The Bruins did nothing to improve their defense but if they get improved goaltending they have enough talent to make the playoffs in a week Atlantic division.
THN is rolling out its 2016-17 Team Previews daily, in reverse order of 2015-16 overall finish, until the start of the season.
THN's Prediction: 4th in Atlantic, wild-card team
Stanley Cup odds: 26-1
Key additions: David Backes, RW; Anton Khudobin, G; Dominic Moore, C; Riley Nash, RW
Key departures: Loui Eriksson, RW; Lee Stempniak, RW; Dennis Seidenberg, D; Brett Connolly, RW; Jonas Gustavsson, G; Chris Kelly, C; Landon Ferraro, C
-Can the defense hold up? The Magic Eight Ball says “don’t hold your breath.” Last year’s Bruins were a bottom-half possession team and tied for second-worst in shots allowed. Zdeno Chara will be 40 before the campaign ends, and GM Don Sweeney made no additions over the summer. It’s baffling to consider how much trouble this team would be in defensively without responsible forwards such as Patrice Bergeron and David Krejci.
-Is it still Tuukka time? Perhaps not coincidentally, goalie Tuukka Rask’s stats have declined as the Bruins’ defense has become more porous. Rask’s goals-against average has risen the past three seasons, and his save percentage has dropped the past two (and it was basically even the season prior to that). Though he’s only 29, Rask’s fall from grace and his mercurial nature in net are screaming for the Bruins to give top goalie prospect Malcolm Subban a serious kick at the can at some point.
-How much of an impact can David Backes make? He was the biggest off-season acquisition made by the Bruins, and he comes with risk. Based on the way Backes turned his game up a notch in the playoffs with St. Louis, the former Blues captain can at least be a powerful player for another season or two. Sure, he’s on the wrong side of 30 and has played a battle-scarring style for years, but Backes has juice left in the tank. Whether he’s still an effective player a couple seasons down the road when he’s mid-30s is another question. But for now, his five-year contract (with an AAV of $6 million) is a problem for the future, not the present.
Player projections are based off a three-year version of Game Score (which you can read about here) weighted by recency and repeatability and then translated to its approximate win value (Game Score Value Added or GSVA). Team strength was derived from the combined value of every player’s GSVA on a team. The season was then simulated 10,000 times factoring in team strength, opponent strength and rest.
BY DOMINIK LUSZCZYSZYN
The Boston Bruins have been on the outside of the playoff picture for two straight seasons and were unlucky to be there on both occasions. Third time’s the charm right?
There’s no question the Bruins have gotten weaker over the last couple of seasons, but this is still a very good team and in a questionable Atlantic division they should be more than capable of reaching the post-season.
They’ve still got Tuukka Rask in net, who should be able to bounce back from one of the worst campaigns of his career.
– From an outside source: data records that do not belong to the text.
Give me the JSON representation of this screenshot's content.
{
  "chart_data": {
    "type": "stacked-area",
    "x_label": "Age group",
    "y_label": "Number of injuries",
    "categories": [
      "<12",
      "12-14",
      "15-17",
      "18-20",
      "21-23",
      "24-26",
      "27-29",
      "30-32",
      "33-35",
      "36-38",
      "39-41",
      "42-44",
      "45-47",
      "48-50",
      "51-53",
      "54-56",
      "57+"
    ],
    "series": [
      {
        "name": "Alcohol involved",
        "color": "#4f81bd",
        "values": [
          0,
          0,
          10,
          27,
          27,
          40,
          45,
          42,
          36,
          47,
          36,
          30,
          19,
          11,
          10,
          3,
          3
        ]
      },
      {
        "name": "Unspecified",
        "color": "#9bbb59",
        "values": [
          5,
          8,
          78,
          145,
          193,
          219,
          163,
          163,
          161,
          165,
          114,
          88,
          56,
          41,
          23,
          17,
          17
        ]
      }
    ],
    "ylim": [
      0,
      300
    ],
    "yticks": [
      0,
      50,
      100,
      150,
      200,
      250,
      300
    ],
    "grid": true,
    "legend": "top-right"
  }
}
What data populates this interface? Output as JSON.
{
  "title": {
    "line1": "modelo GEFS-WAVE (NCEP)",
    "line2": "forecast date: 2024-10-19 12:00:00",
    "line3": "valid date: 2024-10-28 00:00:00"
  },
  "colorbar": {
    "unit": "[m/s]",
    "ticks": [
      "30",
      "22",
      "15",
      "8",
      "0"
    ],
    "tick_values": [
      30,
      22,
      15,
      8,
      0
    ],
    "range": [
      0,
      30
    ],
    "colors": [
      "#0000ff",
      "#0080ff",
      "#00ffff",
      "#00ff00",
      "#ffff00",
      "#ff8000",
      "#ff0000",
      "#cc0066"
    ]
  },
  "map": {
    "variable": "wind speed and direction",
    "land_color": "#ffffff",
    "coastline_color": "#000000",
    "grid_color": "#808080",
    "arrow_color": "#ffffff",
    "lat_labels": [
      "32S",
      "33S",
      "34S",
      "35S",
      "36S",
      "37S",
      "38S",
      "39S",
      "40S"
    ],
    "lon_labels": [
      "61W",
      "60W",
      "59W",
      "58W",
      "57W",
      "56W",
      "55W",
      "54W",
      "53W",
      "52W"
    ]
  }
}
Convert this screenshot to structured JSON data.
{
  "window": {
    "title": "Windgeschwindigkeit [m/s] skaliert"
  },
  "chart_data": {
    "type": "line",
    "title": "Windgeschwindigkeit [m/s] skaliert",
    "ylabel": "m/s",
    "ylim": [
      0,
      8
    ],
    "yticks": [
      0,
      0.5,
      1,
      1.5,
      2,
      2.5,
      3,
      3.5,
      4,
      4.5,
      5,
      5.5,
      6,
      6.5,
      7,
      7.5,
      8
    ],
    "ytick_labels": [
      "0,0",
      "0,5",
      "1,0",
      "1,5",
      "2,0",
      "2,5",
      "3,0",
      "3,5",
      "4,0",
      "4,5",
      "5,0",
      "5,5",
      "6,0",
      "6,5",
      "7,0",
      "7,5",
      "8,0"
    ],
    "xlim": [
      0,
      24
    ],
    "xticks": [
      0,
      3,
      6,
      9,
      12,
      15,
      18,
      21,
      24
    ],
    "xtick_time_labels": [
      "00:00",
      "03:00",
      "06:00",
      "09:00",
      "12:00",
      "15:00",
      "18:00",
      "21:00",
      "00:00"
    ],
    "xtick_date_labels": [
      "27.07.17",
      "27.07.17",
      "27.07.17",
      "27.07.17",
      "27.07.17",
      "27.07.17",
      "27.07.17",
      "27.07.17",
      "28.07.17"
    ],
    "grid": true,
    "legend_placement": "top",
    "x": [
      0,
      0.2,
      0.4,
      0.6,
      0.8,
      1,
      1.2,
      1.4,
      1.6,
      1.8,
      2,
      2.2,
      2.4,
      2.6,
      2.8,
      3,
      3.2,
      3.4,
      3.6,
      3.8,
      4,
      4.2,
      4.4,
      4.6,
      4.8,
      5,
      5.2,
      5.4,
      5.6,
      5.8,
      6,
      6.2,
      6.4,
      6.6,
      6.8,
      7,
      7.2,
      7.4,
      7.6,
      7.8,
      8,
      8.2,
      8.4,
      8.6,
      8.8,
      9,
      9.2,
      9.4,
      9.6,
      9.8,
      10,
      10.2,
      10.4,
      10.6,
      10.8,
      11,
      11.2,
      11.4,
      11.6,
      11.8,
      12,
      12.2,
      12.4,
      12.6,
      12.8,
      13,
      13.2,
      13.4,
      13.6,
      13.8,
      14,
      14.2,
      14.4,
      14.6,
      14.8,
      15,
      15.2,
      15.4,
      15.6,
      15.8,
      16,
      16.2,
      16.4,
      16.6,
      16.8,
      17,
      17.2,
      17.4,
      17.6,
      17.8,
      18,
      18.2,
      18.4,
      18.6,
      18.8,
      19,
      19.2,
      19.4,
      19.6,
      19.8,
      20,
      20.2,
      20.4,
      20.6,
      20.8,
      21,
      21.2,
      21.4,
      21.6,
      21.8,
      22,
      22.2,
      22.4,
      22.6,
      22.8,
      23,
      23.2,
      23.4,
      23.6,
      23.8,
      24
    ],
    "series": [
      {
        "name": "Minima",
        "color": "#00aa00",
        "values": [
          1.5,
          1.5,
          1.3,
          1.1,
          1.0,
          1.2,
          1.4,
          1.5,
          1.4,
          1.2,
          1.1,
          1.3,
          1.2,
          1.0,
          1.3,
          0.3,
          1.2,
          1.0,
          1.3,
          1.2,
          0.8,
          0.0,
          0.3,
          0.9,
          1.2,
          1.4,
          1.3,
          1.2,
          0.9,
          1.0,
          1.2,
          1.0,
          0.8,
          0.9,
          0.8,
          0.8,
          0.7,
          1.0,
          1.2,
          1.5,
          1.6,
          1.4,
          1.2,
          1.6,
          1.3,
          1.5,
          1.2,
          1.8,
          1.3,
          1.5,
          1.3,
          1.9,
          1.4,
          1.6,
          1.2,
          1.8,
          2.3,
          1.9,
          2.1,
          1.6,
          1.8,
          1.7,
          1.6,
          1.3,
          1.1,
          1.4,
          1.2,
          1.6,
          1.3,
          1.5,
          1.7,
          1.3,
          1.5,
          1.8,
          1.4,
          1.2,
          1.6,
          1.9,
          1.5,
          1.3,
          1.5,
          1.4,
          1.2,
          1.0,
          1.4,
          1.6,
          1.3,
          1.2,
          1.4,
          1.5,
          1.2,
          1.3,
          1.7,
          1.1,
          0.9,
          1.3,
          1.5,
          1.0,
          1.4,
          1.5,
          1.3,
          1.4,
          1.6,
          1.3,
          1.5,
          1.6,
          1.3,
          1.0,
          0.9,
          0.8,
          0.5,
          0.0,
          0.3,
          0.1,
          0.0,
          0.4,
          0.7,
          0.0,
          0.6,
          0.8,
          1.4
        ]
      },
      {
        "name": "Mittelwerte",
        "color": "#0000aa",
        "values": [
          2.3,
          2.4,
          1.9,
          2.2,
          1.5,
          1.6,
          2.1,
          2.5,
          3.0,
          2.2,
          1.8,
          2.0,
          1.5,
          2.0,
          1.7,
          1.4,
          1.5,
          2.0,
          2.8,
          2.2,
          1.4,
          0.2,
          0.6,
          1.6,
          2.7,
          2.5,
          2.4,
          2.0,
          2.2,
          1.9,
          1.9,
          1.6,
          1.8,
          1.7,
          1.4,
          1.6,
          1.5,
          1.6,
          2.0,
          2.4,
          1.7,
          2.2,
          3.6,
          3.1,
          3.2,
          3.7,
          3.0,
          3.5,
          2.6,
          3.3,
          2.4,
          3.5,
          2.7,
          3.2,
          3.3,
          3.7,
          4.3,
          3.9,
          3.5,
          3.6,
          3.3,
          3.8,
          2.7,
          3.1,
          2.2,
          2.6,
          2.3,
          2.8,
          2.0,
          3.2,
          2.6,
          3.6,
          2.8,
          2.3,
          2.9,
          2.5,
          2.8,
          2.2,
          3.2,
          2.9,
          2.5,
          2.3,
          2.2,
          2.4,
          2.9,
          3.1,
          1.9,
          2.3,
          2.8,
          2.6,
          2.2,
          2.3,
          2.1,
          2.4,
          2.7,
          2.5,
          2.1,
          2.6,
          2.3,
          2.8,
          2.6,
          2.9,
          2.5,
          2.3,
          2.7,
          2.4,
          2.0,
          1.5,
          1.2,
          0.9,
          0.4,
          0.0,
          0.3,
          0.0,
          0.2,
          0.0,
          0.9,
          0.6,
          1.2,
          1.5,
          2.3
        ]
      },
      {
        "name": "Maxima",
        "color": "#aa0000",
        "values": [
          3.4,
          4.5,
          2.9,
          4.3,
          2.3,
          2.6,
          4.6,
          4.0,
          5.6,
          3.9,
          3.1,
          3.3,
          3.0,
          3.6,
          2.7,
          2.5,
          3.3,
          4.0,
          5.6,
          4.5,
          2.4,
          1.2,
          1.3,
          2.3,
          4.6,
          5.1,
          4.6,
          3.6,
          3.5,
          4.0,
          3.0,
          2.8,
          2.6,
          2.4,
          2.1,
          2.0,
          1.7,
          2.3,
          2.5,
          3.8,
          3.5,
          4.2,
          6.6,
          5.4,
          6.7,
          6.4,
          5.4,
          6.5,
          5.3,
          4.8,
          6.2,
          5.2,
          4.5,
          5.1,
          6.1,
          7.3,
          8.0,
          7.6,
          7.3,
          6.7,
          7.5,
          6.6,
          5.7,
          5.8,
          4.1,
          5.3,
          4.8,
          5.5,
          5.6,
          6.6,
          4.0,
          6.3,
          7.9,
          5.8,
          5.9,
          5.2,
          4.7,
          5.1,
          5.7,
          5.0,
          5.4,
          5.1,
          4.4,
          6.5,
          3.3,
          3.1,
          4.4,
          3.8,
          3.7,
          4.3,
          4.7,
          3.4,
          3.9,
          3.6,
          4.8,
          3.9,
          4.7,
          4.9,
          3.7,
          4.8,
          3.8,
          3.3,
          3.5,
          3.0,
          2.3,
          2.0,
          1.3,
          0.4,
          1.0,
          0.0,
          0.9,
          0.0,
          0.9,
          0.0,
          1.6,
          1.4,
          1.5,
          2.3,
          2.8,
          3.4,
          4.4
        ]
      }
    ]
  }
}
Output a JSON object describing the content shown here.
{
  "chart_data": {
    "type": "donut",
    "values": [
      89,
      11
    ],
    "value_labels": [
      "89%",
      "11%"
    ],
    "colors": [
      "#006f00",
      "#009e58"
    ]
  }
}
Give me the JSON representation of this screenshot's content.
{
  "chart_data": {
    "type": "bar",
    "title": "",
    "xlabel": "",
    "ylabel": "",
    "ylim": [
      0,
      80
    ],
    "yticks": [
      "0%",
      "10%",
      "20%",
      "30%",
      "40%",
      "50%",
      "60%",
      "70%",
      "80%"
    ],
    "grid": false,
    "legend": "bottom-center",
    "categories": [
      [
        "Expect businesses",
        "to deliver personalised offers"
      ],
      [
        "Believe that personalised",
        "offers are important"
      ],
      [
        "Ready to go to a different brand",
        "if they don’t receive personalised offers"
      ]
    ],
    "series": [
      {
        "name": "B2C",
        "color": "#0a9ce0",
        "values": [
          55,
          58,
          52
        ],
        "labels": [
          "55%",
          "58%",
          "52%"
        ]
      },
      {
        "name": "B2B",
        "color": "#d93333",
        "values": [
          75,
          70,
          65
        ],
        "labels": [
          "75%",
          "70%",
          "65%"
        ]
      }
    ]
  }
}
If he doesn’t, Anton Khudobin at backup is a much safer bet than Jonas Gustavsson was last year.
Goaltending should be a strength for this team, but it may look worse than it actually is thanks to the D-corps in front of it. Much has been made about the deficiencies here, and while it’s the weakest link, this model doesn’t think it’s that bad. Zdeno Chara has seen better days, but he’s still a very capable D-man, while Torey Krug is extremely underrated for what he brings to the table offensively (though Game Score likely overrates his ability there). It’s the rest of the group that’s questionable, although 7th D-man Colin Miller looks very promising.
Up front is the Bruins biggest strength as they possess an extremely capable top nine group that mitigates any negative effects of their dreadful bottom line. The catalyst for any Bruins success comes from one of the league’s best duos: Patrice Bergeron and Brad Marchand. They’re the biggest reason the team is projected to finish this high as their combined value is among the largest in the league for a team’s top two forwards.
Almost every team represented on this list is a potential playoff team, with the strongest teams generally having stronger duos. That bodes extremely well for the Bruins whose pair is ranked pretty high. They clearly have the top flight talent to go up against any team in the league.
With Rask in net, decent depth at forward and a defense that might not be as bad as they seem, this team is simply too good to miss the playoffs for the third year in a row.